Well, it means that we will.
I think what you're trying to say is that it is
of course, I mean, I think as Alexis was mentioning, I think one of the key things is, of course, when you trim your organization, become leaner and meaner, you make decisions quicker and also focusing the best talent, which we also state into the core franchises. That is something that will drive growth. And it's not a hope, but it will drive growth and that we are convinced around that. So that's what we're stating. And it's the same statement. It's not a new statement versus what we had when we actually announced the organization.
OK, I just checked. Just just wondering. Thank you. Thank you for the question.
The next question comes from Aitaj Khalili from Barclays. Please go ahead.
Hello. Hi. So I have three questions. So firstly, as you are focusing on most successful franchises, could there be any opportunity to sell some of the other franchises rather than just restructuring the teams there? And secondly, so you have CMD in February. Do you intend having a new CEO in place before that or not? And finally, on Albion Online, you mentioned that, like, given the boost from the new server has gone down, it was down quarter on quarter. Can we just talk about the plans or expectations for the game for the rest of the year and to inspire? Yeah, thank you.
I think first one on franchises. Yeah, I think the first one. I mean, we are looking at our portfolio in general. Of course, we are looking at where should the game be operated? Should it be operated or should we do something around the portfolio? And we've been clear we will look at our portfolio and we are working actively on that. And that could entail we can sell something. But when we get to that, we will talk about it then. But of course, it is we were clear we are looking at a portfolio as a whole. How does it fit into Steelfront now and in the future? And that can lead to different actions. Let's see you.
Yeah, in terms of the second part, second question, it's really our our official kind of, you know, governance policy in terms of succession. This successor, an internal successor, which is myself, becomes interim CEO. The board, due to governance reasons, you know, starts a external search as well to compare, you know, what other alternatives out there. But just to be very clear, I'm committed long term to still front. You know, I am a shareholder of still front and my intention, if the board will decide so, will be to continue long term in this role. In terms of the third part, which is Albion Online, again, as I say, it's a it's a natural process when you launch when you launch a new server. Obviously, the team continues to to work on the game. Well, there will be, you know, if you point the game for a while, there are regular updates to that game. So we have an update that will be coming up soon and we'll continue working on that. The way I look at Albion Online is like it's like a small kind of runescape, a small Jagex. So I think this is a game that has really good potential in the long term. And there's an incredible talent behind it. Very, very, very confident about that franchise in the long term.
Thanks a lot.
Thank you.
There are no more questions at this time, so I hand the conference back to the speakers for any closing comments.

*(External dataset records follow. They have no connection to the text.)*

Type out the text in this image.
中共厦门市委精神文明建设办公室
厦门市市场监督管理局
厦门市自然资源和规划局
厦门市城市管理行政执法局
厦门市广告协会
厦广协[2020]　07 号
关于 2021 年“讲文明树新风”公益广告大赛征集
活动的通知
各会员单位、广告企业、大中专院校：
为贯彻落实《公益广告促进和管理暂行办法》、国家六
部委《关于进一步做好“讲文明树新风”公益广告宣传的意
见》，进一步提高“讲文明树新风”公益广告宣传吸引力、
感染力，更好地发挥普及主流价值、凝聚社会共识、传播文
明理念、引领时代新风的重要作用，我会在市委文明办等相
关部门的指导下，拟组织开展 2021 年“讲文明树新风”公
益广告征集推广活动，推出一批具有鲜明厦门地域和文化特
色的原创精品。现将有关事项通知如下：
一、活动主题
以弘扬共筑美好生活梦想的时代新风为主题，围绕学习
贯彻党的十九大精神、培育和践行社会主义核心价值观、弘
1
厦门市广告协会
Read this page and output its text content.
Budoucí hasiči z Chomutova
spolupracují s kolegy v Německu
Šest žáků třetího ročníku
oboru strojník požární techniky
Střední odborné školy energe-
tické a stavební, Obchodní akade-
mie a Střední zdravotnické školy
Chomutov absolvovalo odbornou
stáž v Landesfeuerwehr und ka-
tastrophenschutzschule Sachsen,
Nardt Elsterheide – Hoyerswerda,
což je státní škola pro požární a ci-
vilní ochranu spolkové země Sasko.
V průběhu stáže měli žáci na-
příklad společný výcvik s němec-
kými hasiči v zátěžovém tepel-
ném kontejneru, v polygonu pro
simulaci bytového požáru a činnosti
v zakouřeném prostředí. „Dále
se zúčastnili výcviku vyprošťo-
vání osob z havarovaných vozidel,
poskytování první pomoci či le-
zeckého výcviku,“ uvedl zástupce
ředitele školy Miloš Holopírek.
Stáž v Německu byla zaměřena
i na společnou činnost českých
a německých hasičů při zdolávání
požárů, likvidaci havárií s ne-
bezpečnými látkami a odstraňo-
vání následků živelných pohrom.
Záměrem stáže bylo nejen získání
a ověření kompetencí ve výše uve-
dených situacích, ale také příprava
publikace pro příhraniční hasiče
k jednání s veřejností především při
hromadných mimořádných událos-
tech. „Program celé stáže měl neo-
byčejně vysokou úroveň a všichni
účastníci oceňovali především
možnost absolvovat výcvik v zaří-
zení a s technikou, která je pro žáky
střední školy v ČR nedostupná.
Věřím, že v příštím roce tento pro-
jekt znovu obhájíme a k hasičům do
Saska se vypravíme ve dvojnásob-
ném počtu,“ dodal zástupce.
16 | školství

Perfect. Thank you very much for your questions. We really appreciate you taking the time to listen to our quarterly report. I just want to really reiterate that all of us here at Stillfront, Andreas, myself, all of the teams in the studios and the gate teams are really, really hard at work on on delivering on our strategy and very, very committed to giving the results that we all want to see. I really hope that we'll see many of you at our capital markets day in February six here in Stockholm or online. And again, thank you very much for your time.